I have a very interesting collection of 16-17 books about the early history of colonial architecture in America. The information was originally published as monthly monographs in the 1920,s and 1930,s . They were issued under the name White Pine Monograph Series. They were reprinted in the early 1980,s titled Architectural Treasures of Early America. They are a wealth of information,comparison of regional materials,sizes details etc. All of the forwards in the series are written by Roy Underhill.He is known as the guy from the Wood wright Shop however,he was the longstanding House wright of Colonial Williamsburg Va. The place legend says the first brick in America was fired in 1608.


----------



## fjn (Aug 17, 2011)

Here is a connection to that series from Amazon. While they are pricey,IMHO they are worth every penny,especially to anyone interested in early N.American architectural history.

http://www.amazon.com/Architectural...ords=architectural+treasures+of+early+america


----------



## fjn (Aug 17, 2011)

Wow ! Did I get lucky,here is a posting of my favorite preface in that series by Roy Underhill. I could get dangerous if I ever really figured this computer stuff out ! :laughing:



The title of the preface is The Brickmakers Hand.


Enjoy !

http://pennandink.wordpress.com/2010/10/24/the-brickmakers-hand/


----------



## fjn (Aug 17, 2011)

Cannot remember if I ever posted this before,anyway,this is a good companion to the preface by Roy Underhill The Brickmakers Hand.




https://www.youtube.com/watch?v=Jk9Da0BapE0


----------



## Fancis Casini (Jan 31, 2013)

fjn said:


> As far as the heat cracks go Old Va. actually produce their brick in several face "textures". Most of their brick is wood molded however they also own a extruded plant.
> 
> They produce a wood molded brick made to simulate hand molded that applies less pressure filling the mold. That brick does have more heat cracks,perhaps those are the ones your distributor stocked ?
> 
> ...


Well I certainly did get 25,000 of the hand moulded brick. They drove me nuts as we had many seconds .....some cubes were fantasic then some were barely 2 1/8 high....we managed by opening many and mixing and using the cracked ones for cuts.
I designed the house for 8'' per 3 courses ie 2-11/16 to 2-5/8s....and if If I knew the brick were going to run small I would have squeezed them down to fit another course.
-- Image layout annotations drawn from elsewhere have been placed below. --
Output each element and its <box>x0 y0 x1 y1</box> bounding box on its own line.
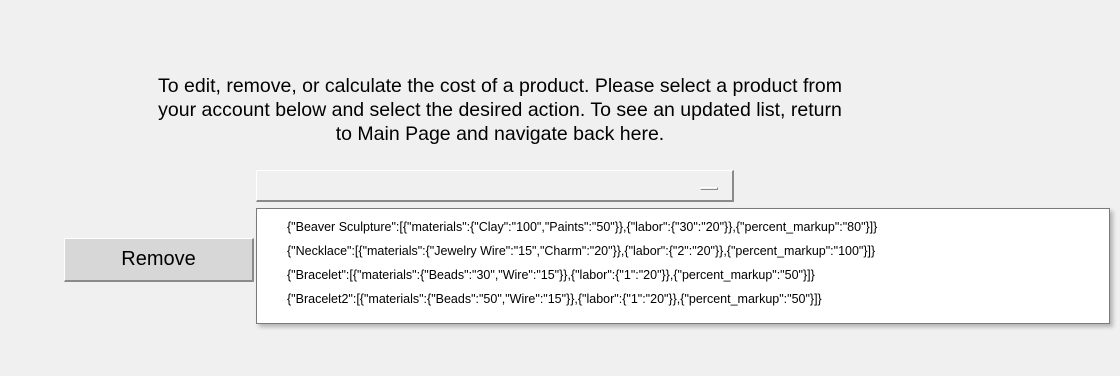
option-menu-indicator-icon <box>700 187 718 190</box>
product-select[interactable] <box>256 170 734 202</box>
dropdown-item-necklace[interactable]: {"Necklace":[{"materials":{"Jewelry Wire… <box>257 239 1109 263</box>
dropdown-item-bracelet[interactable]: {"Bracelet":[{"materials":{"Beads":"30",… <box>257 263 1109 287</box>
remove-button[interactable]: Remove <box>64 238 254 282</box>
dropdown-item-bracelet2[interactable]: {"Bracelet2":[{"materials":{"Beads":"50"… <box>257 287 1109 311</box>
instructions-text: To edit, remove, or calculate the cost o… <box>158 75 842 145</box>
product-dropdown-list: {"Beaver Sculpture":[{"materials":{"Clay… <box>256 208 1110 324</box>
dropdown-item-beaver-sculpture[interactable]: {"Beaver Sculpture":[{"materials":{"Clay… <box>257 215 1109 239</box>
Another pain in the but is alot of the edges crumble off when striking that final jointing...making for constant wet brushing and rehitting the beds.

As for trowel lines a minimum bed of 3/8 to 1/2 is needed to get a nice line in fact even then the joints are done nearly every brick after first back parging with the trowel tip then lining it....granite is also done like this making for a ultra colonial farmer done look.
I cant seem to get the camera to show the lines without glare-ing the wall and making the joints look hideous :sad...lol

The dining rm were vermont brick and discontinued....a real nice hard regular brick.....I got a link to them but they all seem to be water struck but nice hard brick with a few that look similar to the o v's.

Took a few close up shots for j of the o v's outside, I'll post them later my computer is blinky....here's the link to the one close to the ov's
http://www.vermontbrick.com/products/wfb/woodstkant


----------



## dom-mas (Nov 26, 2011)

Have you seen this movie FJN? If not you'll love it

http://www.youtube.com/watch?v=ErOHuzHgAvM


----------